07/29/2024 / By Kevin Hughes
Auto dealers are trying to entice more consumers to purchase cars, sweetening incentive packages so much that the average value of new car incentives has jumped by 53 percent in June compared to the same month last year.
More and more consumers are deciding to hold off on purchasing new cars amid elevated interest rates and rising inflation, causing auto dealers to see their inventories grow. In response to this noticeable downturn in new car sales, dealers are cutting prices and raising the value of the incentives they are offering.
This is according to data obtained by Motor Intelligence, which found that major car manufacturers like Hyundai, General Motors and Volkswagen are improving the deals they offer potential buyers. (Related: Auto dealers drive up vehicle prices in the wake of inventory shortages.)
“If folks can put off a purchase, they’re doing that, but when they do need a car, now more so than a year ago, they’re looking for ones that are less expensive because they are having to deal with higher interest rates,” stated Matt Smith, deputy editor and head of automotive insights at digital auto platform CarGurus.
Data from Bankrate revealed the 60-month average rate recently reached a peak of eight percent while data from consumer analytics company JD Power showed that in June, 16.9 percent of new cars sold at a premium as opposed to the manufacturer’s suggested retail price, marking a nearly 35 percent year-over-year decrease.
Federal Reserve data revealed the average amount consumers funded for a new car is about $38.8k, down from $40k in 2022.
According to Bank of America economist Stephen Juneau the “rising supplies” and “moderating demand” are among the reasons why manufacturers are willing to offer “much more attractive deals” just to “try to get cars off the lot.”
Over the last four years, dealer inventory has remained below three million vehicles. This is probably changing, with new data from June showing inventories rising to 2.96 million unsold vehicles, or about a 76-day supply, up from 19.5 million vehicles a year ago. While inventories are still far below pre-2020 levels, dealers are still becoming concerned by the rising number of unsold vehicles.
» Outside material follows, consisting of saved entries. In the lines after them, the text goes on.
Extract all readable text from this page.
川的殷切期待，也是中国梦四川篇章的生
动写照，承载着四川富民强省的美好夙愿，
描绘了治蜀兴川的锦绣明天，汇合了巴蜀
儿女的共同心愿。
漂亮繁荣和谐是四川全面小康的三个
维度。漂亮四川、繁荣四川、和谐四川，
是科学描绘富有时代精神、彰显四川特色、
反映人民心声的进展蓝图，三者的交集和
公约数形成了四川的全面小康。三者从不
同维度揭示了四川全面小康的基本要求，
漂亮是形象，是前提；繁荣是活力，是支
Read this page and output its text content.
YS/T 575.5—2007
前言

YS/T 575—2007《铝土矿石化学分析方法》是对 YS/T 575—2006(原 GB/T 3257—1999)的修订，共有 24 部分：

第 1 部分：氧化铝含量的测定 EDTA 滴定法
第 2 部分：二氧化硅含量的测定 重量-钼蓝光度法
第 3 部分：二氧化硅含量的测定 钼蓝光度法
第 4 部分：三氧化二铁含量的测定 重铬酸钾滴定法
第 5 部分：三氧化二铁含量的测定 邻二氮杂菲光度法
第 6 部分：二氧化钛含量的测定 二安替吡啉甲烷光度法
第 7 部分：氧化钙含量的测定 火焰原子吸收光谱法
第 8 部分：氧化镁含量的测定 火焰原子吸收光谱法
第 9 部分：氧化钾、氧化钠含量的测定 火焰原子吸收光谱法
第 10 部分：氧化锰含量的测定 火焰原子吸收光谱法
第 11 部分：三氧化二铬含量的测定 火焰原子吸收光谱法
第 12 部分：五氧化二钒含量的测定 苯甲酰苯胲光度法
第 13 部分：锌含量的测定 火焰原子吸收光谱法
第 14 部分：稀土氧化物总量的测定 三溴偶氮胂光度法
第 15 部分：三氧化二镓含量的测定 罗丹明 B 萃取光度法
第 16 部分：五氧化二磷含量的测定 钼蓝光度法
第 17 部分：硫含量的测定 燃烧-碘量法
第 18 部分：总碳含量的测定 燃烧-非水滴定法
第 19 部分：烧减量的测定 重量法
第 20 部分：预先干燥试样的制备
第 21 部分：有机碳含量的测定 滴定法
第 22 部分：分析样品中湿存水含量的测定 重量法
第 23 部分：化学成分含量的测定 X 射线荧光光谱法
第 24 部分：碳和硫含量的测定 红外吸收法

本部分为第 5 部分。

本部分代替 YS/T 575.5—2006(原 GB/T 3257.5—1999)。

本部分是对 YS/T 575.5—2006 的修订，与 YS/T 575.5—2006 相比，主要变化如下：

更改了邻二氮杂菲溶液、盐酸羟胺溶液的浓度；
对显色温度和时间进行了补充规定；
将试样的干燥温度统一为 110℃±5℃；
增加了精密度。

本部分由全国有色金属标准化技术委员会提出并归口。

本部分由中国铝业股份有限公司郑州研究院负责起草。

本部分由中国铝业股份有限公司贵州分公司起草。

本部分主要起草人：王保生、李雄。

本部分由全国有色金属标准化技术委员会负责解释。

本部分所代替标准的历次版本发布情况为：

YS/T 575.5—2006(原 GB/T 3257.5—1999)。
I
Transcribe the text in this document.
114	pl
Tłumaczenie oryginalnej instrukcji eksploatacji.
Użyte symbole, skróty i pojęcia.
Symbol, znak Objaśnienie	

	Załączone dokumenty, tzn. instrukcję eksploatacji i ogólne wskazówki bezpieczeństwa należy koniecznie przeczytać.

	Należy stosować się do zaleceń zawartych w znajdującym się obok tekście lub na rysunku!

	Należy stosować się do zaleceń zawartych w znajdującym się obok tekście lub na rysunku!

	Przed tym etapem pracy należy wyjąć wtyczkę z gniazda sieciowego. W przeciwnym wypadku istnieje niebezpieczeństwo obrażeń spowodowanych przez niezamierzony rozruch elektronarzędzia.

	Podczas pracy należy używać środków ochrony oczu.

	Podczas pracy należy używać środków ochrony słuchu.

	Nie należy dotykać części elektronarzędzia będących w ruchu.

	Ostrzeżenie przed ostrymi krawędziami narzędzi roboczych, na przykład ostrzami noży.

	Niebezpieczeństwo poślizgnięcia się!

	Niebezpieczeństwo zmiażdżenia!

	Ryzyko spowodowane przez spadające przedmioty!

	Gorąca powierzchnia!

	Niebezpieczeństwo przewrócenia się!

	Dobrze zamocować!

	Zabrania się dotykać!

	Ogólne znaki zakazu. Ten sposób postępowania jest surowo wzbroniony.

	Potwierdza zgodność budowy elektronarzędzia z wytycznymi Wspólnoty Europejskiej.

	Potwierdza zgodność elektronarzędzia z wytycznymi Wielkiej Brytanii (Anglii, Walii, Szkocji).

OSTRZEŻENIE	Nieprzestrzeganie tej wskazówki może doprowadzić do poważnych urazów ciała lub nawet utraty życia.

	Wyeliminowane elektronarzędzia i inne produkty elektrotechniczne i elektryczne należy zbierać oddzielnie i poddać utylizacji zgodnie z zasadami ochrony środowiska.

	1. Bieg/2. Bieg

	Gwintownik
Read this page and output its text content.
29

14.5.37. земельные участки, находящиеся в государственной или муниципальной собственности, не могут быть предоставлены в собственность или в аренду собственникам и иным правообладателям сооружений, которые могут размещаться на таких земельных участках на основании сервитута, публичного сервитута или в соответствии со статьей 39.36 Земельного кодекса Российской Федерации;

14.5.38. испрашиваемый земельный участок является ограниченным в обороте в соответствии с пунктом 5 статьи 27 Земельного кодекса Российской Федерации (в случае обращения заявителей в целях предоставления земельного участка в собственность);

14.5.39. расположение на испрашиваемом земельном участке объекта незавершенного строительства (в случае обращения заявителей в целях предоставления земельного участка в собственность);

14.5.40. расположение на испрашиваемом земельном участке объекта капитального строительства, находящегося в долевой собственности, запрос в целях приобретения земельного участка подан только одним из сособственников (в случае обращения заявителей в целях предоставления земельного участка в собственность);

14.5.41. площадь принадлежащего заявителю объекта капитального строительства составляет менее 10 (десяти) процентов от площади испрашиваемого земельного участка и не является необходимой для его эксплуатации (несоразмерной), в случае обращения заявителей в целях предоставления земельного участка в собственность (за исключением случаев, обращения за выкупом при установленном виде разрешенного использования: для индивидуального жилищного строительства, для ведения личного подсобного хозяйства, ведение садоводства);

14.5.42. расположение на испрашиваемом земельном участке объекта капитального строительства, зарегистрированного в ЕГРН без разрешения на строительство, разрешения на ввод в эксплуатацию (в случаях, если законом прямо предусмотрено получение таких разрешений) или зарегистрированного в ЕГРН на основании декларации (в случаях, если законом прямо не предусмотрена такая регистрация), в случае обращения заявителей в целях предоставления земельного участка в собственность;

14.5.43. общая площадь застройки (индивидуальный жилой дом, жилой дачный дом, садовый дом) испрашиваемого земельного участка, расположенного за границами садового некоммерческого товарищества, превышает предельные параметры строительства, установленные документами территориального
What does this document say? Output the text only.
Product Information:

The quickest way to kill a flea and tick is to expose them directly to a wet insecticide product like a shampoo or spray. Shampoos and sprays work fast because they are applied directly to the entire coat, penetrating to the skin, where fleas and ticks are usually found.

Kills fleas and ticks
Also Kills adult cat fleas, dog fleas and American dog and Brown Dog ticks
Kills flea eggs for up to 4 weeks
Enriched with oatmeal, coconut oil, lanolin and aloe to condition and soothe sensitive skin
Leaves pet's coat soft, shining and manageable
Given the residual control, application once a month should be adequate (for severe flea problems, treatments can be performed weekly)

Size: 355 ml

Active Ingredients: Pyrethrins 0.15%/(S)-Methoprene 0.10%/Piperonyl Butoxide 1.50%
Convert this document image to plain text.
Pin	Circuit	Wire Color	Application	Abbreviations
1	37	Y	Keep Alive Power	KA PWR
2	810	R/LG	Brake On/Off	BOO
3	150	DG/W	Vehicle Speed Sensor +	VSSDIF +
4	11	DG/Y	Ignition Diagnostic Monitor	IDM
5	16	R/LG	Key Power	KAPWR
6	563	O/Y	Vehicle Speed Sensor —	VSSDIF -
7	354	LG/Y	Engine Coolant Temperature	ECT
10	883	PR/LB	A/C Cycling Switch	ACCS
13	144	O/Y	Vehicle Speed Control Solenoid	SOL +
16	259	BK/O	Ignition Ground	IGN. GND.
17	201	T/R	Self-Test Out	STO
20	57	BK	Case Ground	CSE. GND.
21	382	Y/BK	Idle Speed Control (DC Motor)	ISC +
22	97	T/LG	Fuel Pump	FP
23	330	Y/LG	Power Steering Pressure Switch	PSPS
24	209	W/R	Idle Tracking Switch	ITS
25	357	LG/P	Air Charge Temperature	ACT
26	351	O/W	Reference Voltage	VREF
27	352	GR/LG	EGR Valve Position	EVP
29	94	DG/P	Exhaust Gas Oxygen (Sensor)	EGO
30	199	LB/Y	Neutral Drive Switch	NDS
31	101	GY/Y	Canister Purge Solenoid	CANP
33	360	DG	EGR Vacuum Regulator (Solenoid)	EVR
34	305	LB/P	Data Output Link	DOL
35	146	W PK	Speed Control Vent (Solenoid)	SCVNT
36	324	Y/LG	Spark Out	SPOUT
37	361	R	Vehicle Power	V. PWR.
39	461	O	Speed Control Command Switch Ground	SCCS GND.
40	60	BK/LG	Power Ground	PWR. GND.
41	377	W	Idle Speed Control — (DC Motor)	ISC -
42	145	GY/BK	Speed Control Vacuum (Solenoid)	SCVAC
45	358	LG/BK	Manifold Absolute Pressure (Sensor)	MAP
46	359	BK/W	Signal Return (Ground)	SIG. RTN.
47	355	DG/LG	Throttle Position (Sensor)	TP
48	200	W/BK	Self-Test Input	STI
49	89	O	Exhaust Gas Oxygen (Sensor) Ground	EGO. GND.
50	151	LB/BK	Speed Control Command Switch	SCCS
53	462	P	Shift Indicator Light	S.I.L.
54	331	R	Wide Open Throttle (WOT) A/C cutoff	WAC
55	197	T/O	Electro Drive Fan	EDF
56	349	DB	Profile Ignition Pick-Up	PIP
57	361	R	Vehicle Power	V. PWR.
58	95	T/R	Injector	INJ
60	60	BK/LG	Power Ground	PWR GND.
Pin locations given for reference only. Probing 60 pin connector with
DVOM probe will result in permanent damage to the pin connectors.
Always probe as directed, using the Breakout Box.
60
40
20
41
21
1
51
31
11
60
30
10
“Last year there were still people waiting on vehicles to finally arrive, but now that’s long gone,” noted Capital Economics Chief U.S. Economist Paul Ashworth. “Now the biggest factor keeping sales at basically a recessionary level is high interest rates.”
Inventory levels are particularly tight for many less-expensive compact and mid-sized vehicles, with price-conscious buyers downsizing.
“We’re seeing compact SUVs and cars selling more frequently, which has more to do with affordability,” said Erin Keating, an analyst at Cox Automotive. “People need wheels and if they have to sacrifice somewhere, they’ll sacrifice size.”